Morse responded that what Claimant did to Employer’s equipment
constituted damage that had to be reported within four hours, in accordance with
Employer’s policy. See N.T. at 16. He further pronounced that “under no
circumstances are [Employer’s] drivers supposed to repair anything upon the
king[]pin, whether it be a 5[th] wheel handle, . . . the jaws or anything like that, they
need a Certified Repair Facility to do that.” N.T. at 16.
This Court has explained:
[T]he [UCBR] is the ultimate fact-finder in [UC] matters
and is empowered to resolve all conflicts in evidence,
witness credibility, and weight accorded the evidence. It is
5
irrelevant whether the record contains evidence to support
findings other than those made by the fact-finder; the
critical inquiry is whether there is evidence to support the
findings actually made. Where substantial evidence
supports the [UCBR’s] findings, they are conclusive on
appeal.
Sipps, 181 A.3d at 484 (quoting Ductmate Indus., Inc. v. Unemployment Comp. Bd. of
Review, 949 A.2d 338, 342 (Pa. Cmwlth. 2008)). Further,
[s]ubstantial evidence is relevant evidence upon which a
reasonable mind could base a conclusion. In deciding
whether there is substantial evidence to support the
[UCBR’s] findings, this Court must examine the testimony
in the light most favorable to the prevailing party, . . .
giving that party the benefit of any inferences which can
logically and reasonably be drawn from the evidence.
Sipps, 181 A.3d at 484 (quoting Sanders v. Unemployment Comp. Bd. of Review, 739
A.2d 616, 618 (Pa. Cmwlth. 1999)).
Here, the UCBR adopted the Referee’s conclusion:
[Employer] has sustained [its] burden. Although the
[R]eferee finds that [Claimant’s] accident and violation of
[Employer’s] coupling policy was not dispositive proof of
willful misconduct, nevertheless, the [R]eferee does not
deem [Claimant’s] testimony as credible that he was
unaware that he had to report the damage. The [R]eferee
finds that [Claimant] failed to provide justifiable cause for
his failure to notify [Employer] of the damage which
[Claimant] had caused.

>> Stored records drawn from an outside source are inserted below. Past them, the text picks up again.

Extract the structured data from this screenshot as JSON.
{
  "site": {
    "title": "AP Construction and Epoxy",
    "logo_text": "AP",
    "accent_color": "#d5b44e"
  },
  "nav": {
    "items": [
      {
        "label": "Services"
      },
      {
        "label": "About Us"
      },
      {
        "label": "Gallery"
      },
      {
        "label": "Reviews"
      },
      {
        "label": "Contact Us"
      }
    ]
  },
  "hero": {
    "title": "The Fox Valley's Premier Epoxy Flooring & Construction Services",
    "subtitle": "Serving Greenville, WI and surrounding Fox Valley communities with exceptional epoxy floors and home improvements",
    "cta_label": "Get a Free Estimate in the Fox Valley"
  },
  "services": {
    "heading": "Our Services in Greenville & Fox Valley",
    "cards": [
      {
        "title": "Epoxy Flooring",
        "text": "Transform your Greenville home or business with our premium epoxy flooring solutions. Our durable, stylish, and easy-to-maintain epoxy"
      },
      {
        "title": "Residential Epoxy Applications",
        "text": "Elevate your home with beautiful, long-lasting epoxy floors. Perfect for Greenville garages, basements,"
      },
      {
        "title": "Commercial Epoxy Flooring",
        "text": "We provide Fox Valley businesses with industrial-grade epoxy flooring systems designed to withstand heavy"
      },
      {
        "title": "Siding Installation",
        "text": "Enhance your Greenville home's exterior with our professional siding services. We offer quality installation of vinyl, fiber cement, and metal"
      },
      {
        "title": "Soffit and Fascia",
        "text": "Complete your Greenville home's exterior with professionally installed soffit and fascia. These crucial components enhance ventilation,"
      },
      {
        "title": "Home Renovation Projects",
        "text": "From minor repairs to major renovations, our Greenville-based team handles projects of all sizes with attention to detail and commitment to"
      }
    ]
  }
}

Based upon the testimony and the
documentary evidence in the record, the [R]eferee finds
[Claimant’s] actions rise to the level of willful misconduct.
Referee Dec. at 3.
Based upon this Court’s review, there is substantial evidence to support
the UCBR’s findings and conclusion that Employer had a reasonable policy
mandating that drivers report damage to Employer’s equipment within four hours of
when it occurred and that Claimant was aware of the policy. Claimant damaged
Employer’s equipment on January 10, 2018, but did not report it. Claimant did not
6
meet his burden of proving good cause for violating the policy. Rather, he asserts
that no harm was done, since he was able to return the 5th wheel handle to its original
position and complete his delivery, and he was going to reshape the tip of the 5th
wheel handle the next day. However, Employer’s damage reporting policy mandated
that Claimant report “all . . . damage” to Employer’s equipment, and was not
contingent upon whether Claimant was able to fix it. N.T. Ex. 7 at 4. Viewing the
evidence in a light most favorable to Employer, as we must, this Court holds that the
UCBR properly concluded that Claimant committed willful misconduct and, thus, he
is not eligible for UC benefits under Section 402(e) of the Law.
For all of the above reasons, the UCBR’s order is affirmed.
___________________________
ANNE E. COVEY, Judge
7
IN THE COMMONWEALTH COURT OF PENNSYLVANIA
Daniel P. Dailey, :
Petitioner :
:
v. :
:
Unemployment Compensation :
Board of Review, : No. 876 C.D. 2018
Respondent :
ORDER
AND NOW, this 1st day of March, 2019, the Unemployment
Compensation Board of Review’s June 1, 2018 order is affirmed.